Transactions of the Indian Institute of Metals ( IF 1.5 ) Pub Date : 2022-07-15 , DOI: 10.1007/s12666-022-02674-7 Bal Mukund Mishra , Supriyo Roy
During last few years, researchers have been concentrating toward the estimation of stress–strain behavior of thin-film coatings using nanoindentation and finite element simulation. In present days, advancement of machine learning algorithms and artificial intelligence made it possible to implement a hybrid approach to extract the properties of a material in a more systematic way.
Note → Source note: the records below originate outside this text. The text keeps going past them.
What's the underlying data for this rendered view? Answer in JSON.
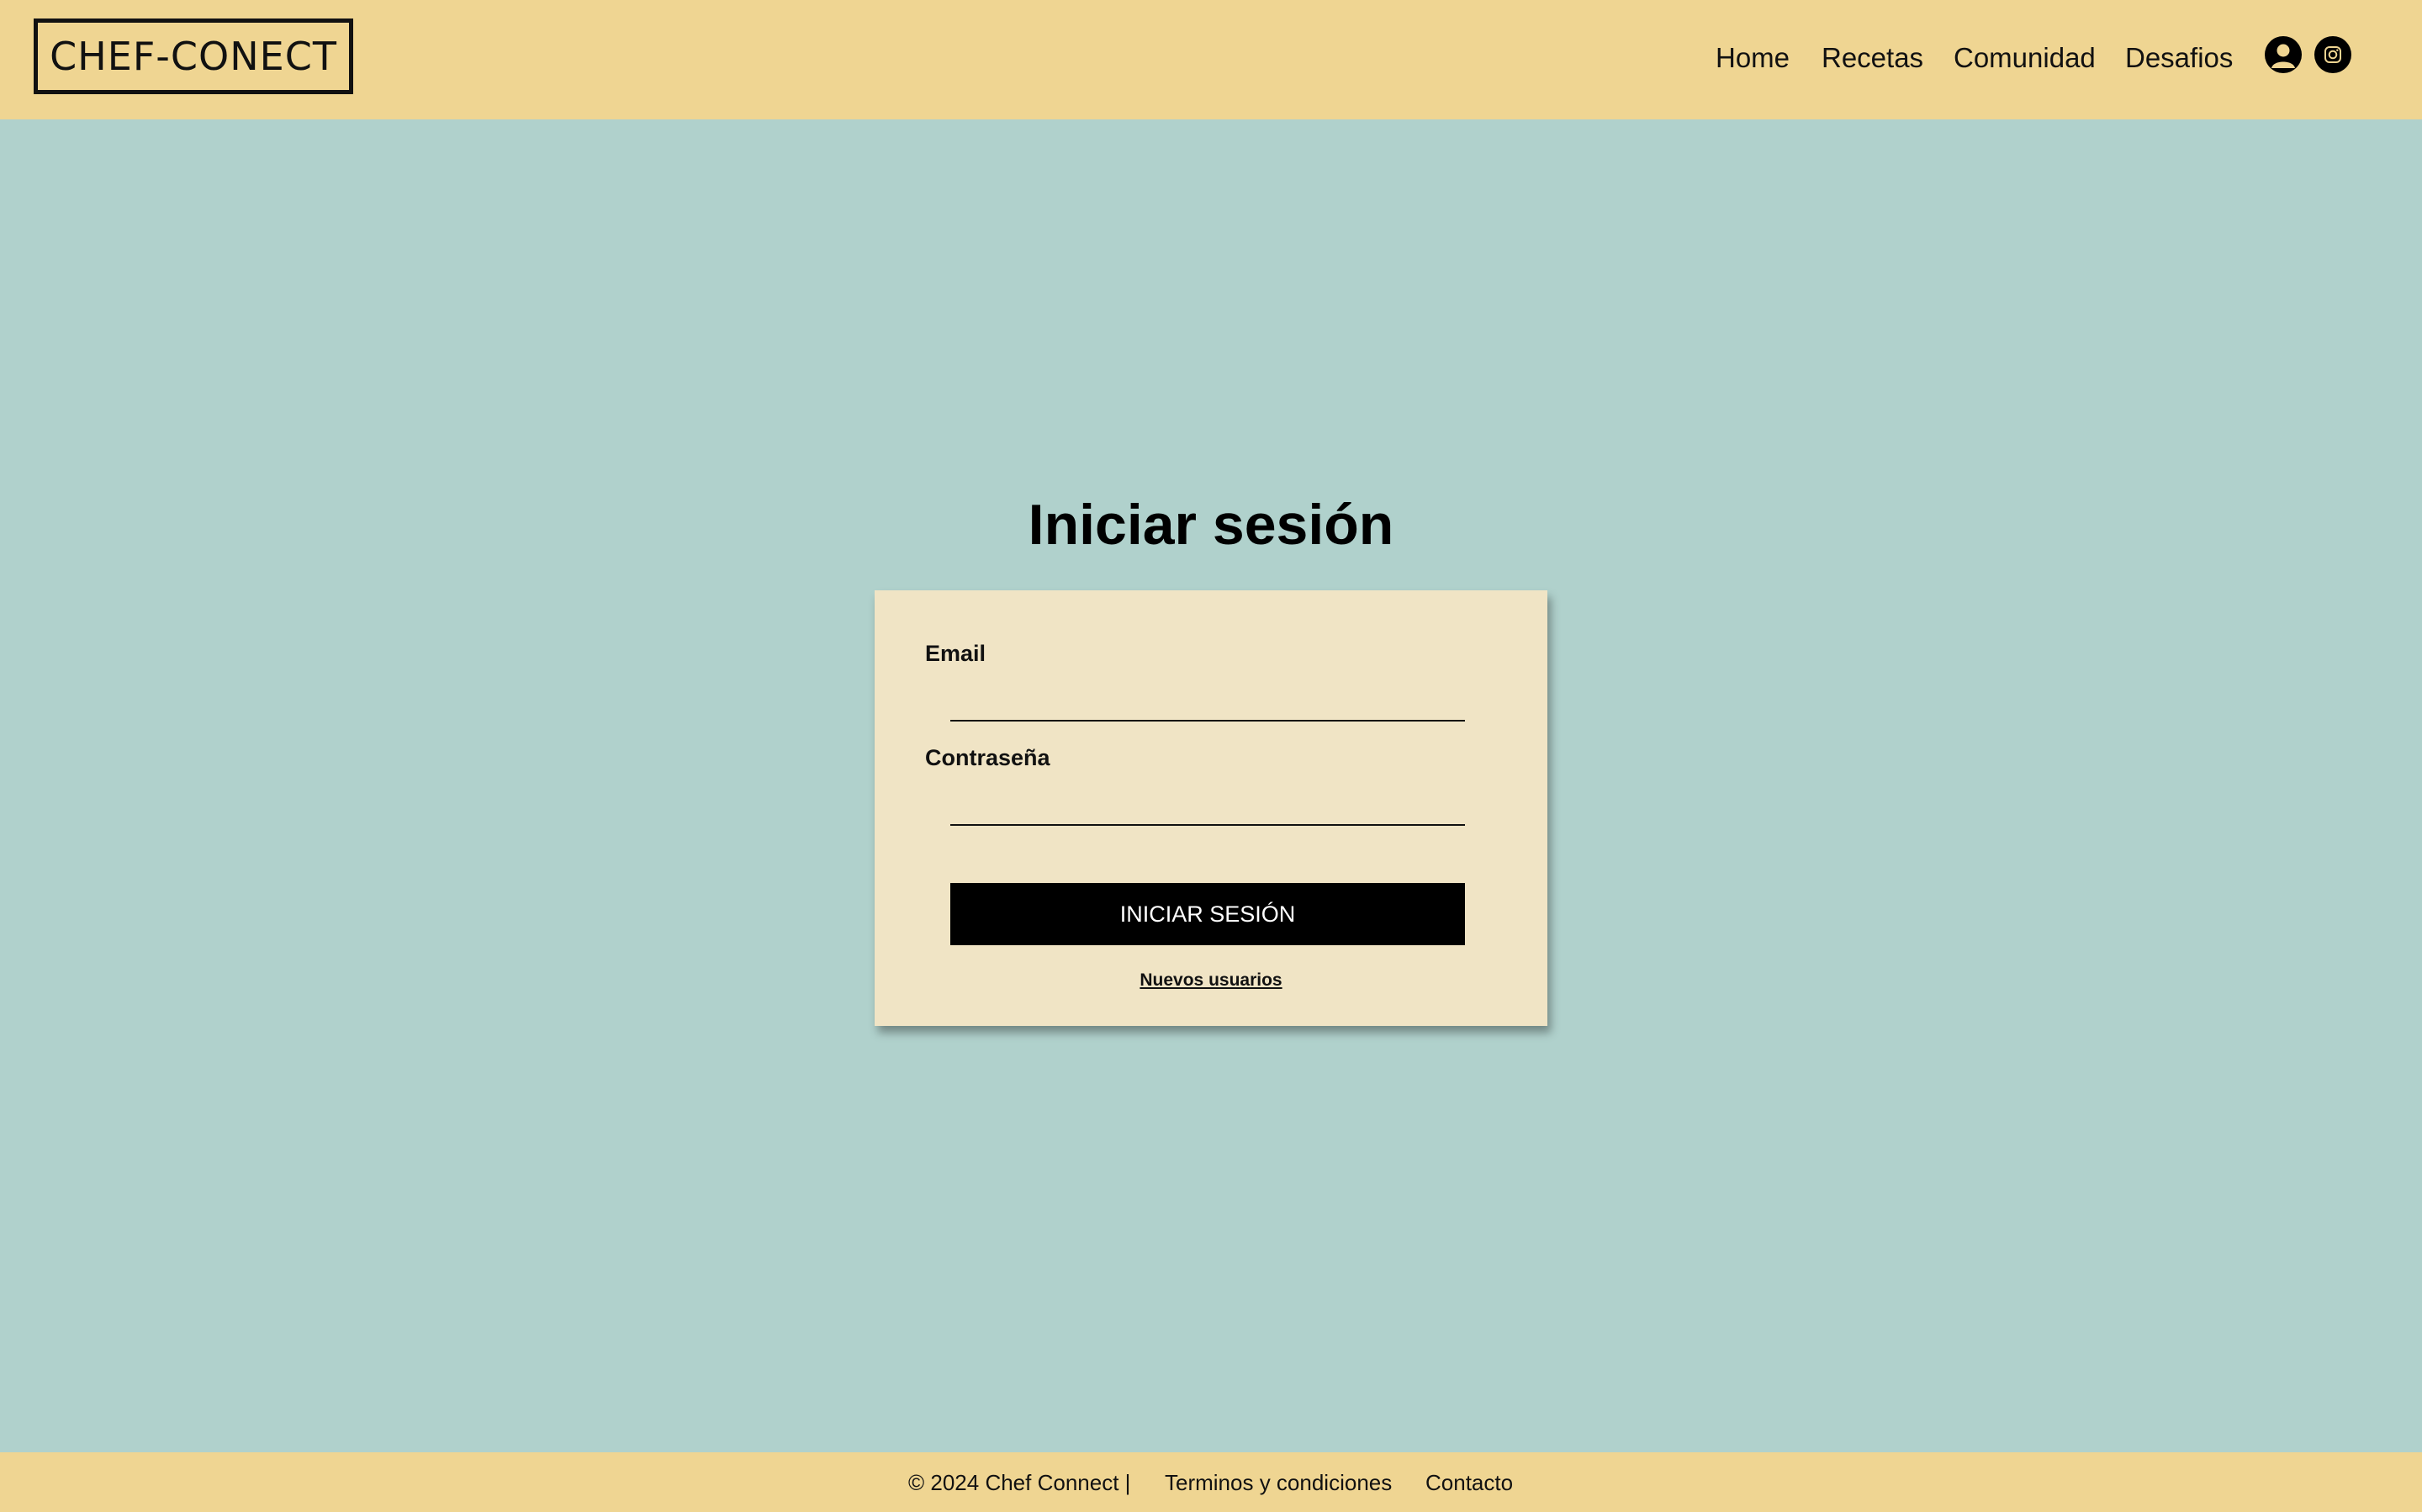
{
  "header": {
    "logo": "CHEF-CONECT",
    "nav": [
      "Home",
      "Recetas",
      "Comunidad",
      "Desafios"
    ],
    "icons": [
      "user-icon",
      "instagram-icon"
    ]
  },
  "main": {
    "title": "Iniciar sesión",
    "form": {
      "email_label": "Email",
      "email_value": "",
      "password_label": "Contraseña",
      "password_value": "",
      "submit_label": "INICIAR SESIÓN",
      "new_users_link": "Nuevos usuarios"
    }
  },
  "footer": {
    "copyright": "© 2024 Chef Connect |",
    "links": [
      "Terminos y condiciones",
      "Contacto"
    ]
  },
  "colors": {
    "header_bg": "#efd592",
    "page_bg": "#b0d1cc",
    "card_bg": "#f0e4c5",
    "button_bg": "#000000"
  }
}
The aim of this work is to find the optimum value of the constants of power-law plastic behavior of thin-film alloy coatings. In this study, an average load–displacement plot was obtained from nanoindentation tests of poly-alloy coatings. Then, a simulation data set was generated in ABAQUS according to design of experiment. A machine learning algorithm was used to generate the surrogate model correlating the constants of power-law plastic behavior as input and mean error between simulation and experimental results as output. Finally, optimization algorithm was used to find out the optimum values of constants of power-law plastic behavior.
中文翻译:
一种有限元支持的混合方法,用于通过逆分析确定多合金涂层的应力-应变关系
在过去几年中,研究人员一直专注于使用纳米压痕和有限元模拟来估计薄膜涂层的应力-应变行为。如今,机器学习算法和人工智能的进步使得实现混合方法以更系统的方式提取材料特性成为可能。这项工作的目的是找到薄膜合金涂层的幂律塑性行为常数的最佳值。在这项研究中,从多合金涂层的纳米压痕测试中获得了平均载荷-位移图。然后,根据实验设计,在ABAQUS中生成了一个模拟数据集。使用机器学习算法生成代理模型,该模型将幂律塑性行为的常数作为输入,将模拟和实验结果之间的平均误差作为输出。最后,利用优化算法找出幂律塑性行为常数的最优值。